Why would anyone want to program in a lower-level language when they require so much more work? The answer is similar to why some prefer to drive stick-shift automobiles instead of automatic transmission: control and efficiency. Lower-level languages, such as assembly language, are much more efficient and execute much more quickly. You have finer control over the hardware as well. Sometimes, a combination of higher- and lower-level languages are mixed together to get the best of both worlds: the programmer will create the overall structure and interface using a higher-level language but will use lower-level languages for the parts of the program that are used many times or require more precision.
Compiled vs. Interpreted
Besides classifying a program language based on its generation, it can also be classified by whether it is compiled or interpreted. As we have learned, a computer language is written in a human-readable form. In a compiled language, the program code is translated into a machine-readable form called an executable that can be run on the hardware. Some well-known compiled languages include C, C++, and COBOL.

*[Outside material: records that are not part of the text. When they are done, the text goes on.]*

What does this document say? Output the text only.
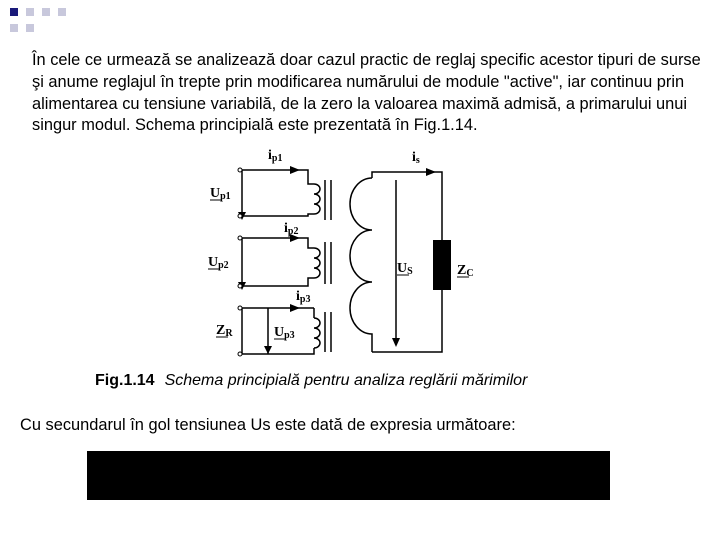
În cele ce urmează se analizează doar cazul practic de reglaj specific acestor tipuri de surse şi anume reglajul în trepte prin modificarea numărului de module "active", iar continuu prin alimentarea cu tensiune variabilă, de la zero la valoarea maximă admisă, a primarului unui singur modul. Schema principială este prezentată în Fig.1.14.

ip1
ip2
ip3
is
Up1
Up2
Up3
US	ZC
ZR
Fig.1.14 Schema principială pentru analiza reglării mărimilor
Cu secundarul în gol tensiunea Us este dată de expresia următoare:
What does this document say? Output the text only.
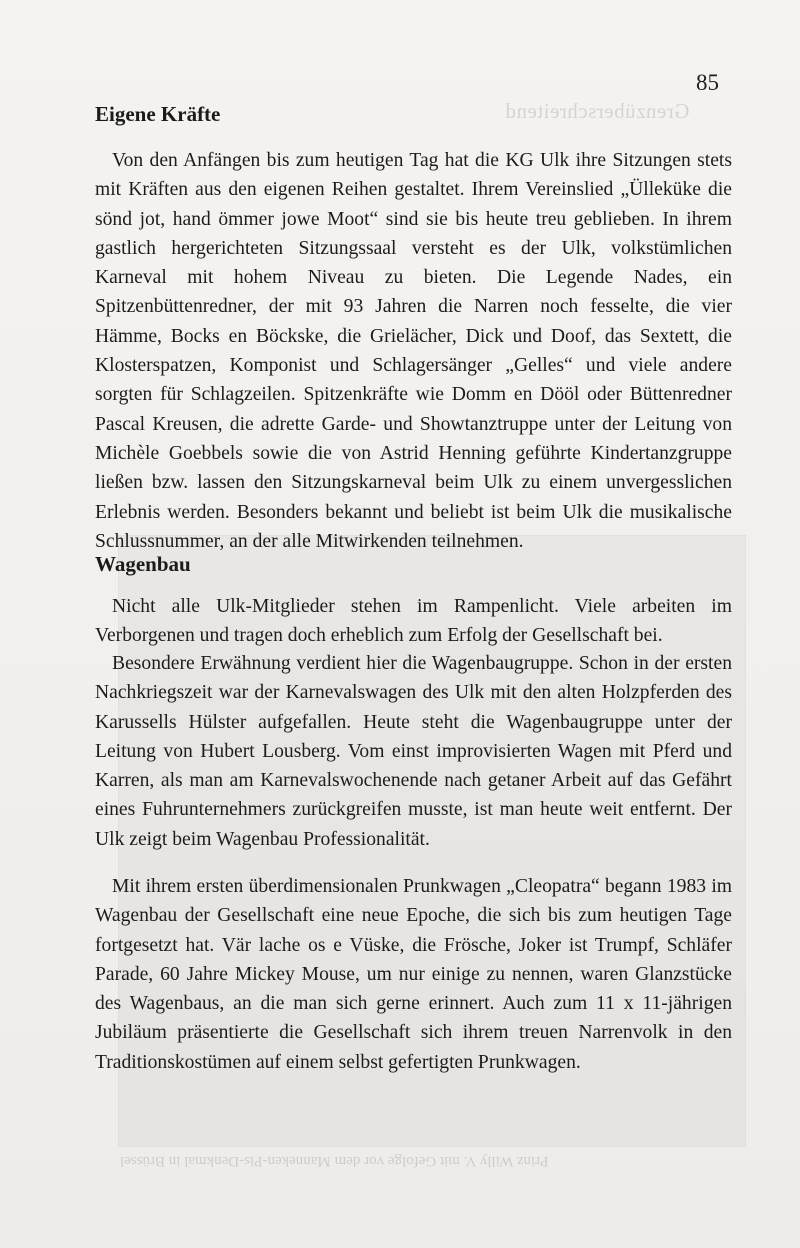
Grenzüberschreitend
Prinz Willy V. mit Gefolge vor dem Manneken-Pis-Denkmal in Brüssel
85
Eigene Kräfte

Von den Anfängen bis zum heutigen Tag hat die KG Ulk ihre Sitzungen stets mit Kräften aus den eigenen Reihen gestaltet. Ihrem Vereinslied „Ülleküke die sönd jot, hand ömmer jowe Moot“ sind sie bis heute treu geblieben. In ihrem gastlich hergerichteten Sitzungssaal versteht es der Ulk, volkstümlichen Karneval mit hohem Niveau zu bieten. Die Legende Nades, ein Spitzenbüttenredner, der mit 93 Jahren die Narren noch fesselte, die vier Hämme, Bocks en Böckske, die Grielächer, Dick und Doof, das Sextett, die Klosterspatzen, Komponist und Schlagersänger „Gelles“ und viele andere sorgten für Schlagzeilen. Spitzenkräfte wie Domm en Dööl oder Büttenredner Pascal Kreusen, die adrette Garde- und Showtanztruppe unter der Leitung von Michèle Goebbels sowie die von Astrid Henning geführte Kindertanzgruppe ließen bzw. lassen den Sitzungskarneval beim Ulk zu einem unvergesslichen Erlebnis werden. Besonders bekannt und beliebt ist beim Ulk die musikalische Schlussnummer, an der alle Mitwirkenden teilnehmen.

Wagenbau

Nicht alle Ulk-Mitglieder stehen im Rampenlicht. Viele arbeiten im Verborgenen und tragen doch erheblich zum Erfolg der Gesellschaft bei.

Besondere Erwähnung verdient hier die Wagenbaugruppe. Schon in der ersten Nachkriegszeit war der Karnevalswagen des Ulk mit den alten Holzpferden des Karussells Hülster aufgefallen. Heute steht die Wagenbaugruppe unter der Leitung von Hubert Lousberg. Vom einst improvisierten Wagen mit Pferd und Karren, als man am Karnevalswochenende nach getaner Arbeit auf das Gefährt eines Fuhrunternehmers zurückgreifen musste, ist man heute weit entfernt. Der Ulk zeigt beim Wagenbau Professionalität.

Mit ihrem ersten überdimensionalen Prunkwagen „Cleopatra“ begann 1983 im Wagenbau der Gesellschaft eine neue Epoche, die sich bis zum heutigen Tage fortgesetzt hat. Vär lache os e Vüske, die Frösche, Joker ist Trumpf, Schläfer Parade, 60 Jahre Mickey Mouse, um nur einige zu nennen, waren Glanzstücke des Wagenbaus, an die man sich gerne erinnert. Auch zum 11 x 11-jährigen Jubiläum präsentierte die Gesellschaft sich ihrem treuen Narrenvolk in den Traditionskostümen auf einem selbst gefertigten Prunkwagen.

An interpreted language is one that requires a runtime program to be installed in order to execute. This runtime program then interprets the program code line by line and runs it. Interpreted languages are generally easier to work with but also are slower and require more system resources. Examples of popular interpreted languages include BASIC, PHP, PERL, and Python. The web languages of HTML and Javascript would also be considered interpreted because they require a browser in order to run.
The Java programming language is an interesting exception to this classification, as it is actually a hybrid of the two. A program written in Java is partially compiled to create a program that can be understood by the Java Virtual Machine (JVM). Each type of operating system has its own JVM which must be installed, which is what allows Java programs to run on many different types of operating systems.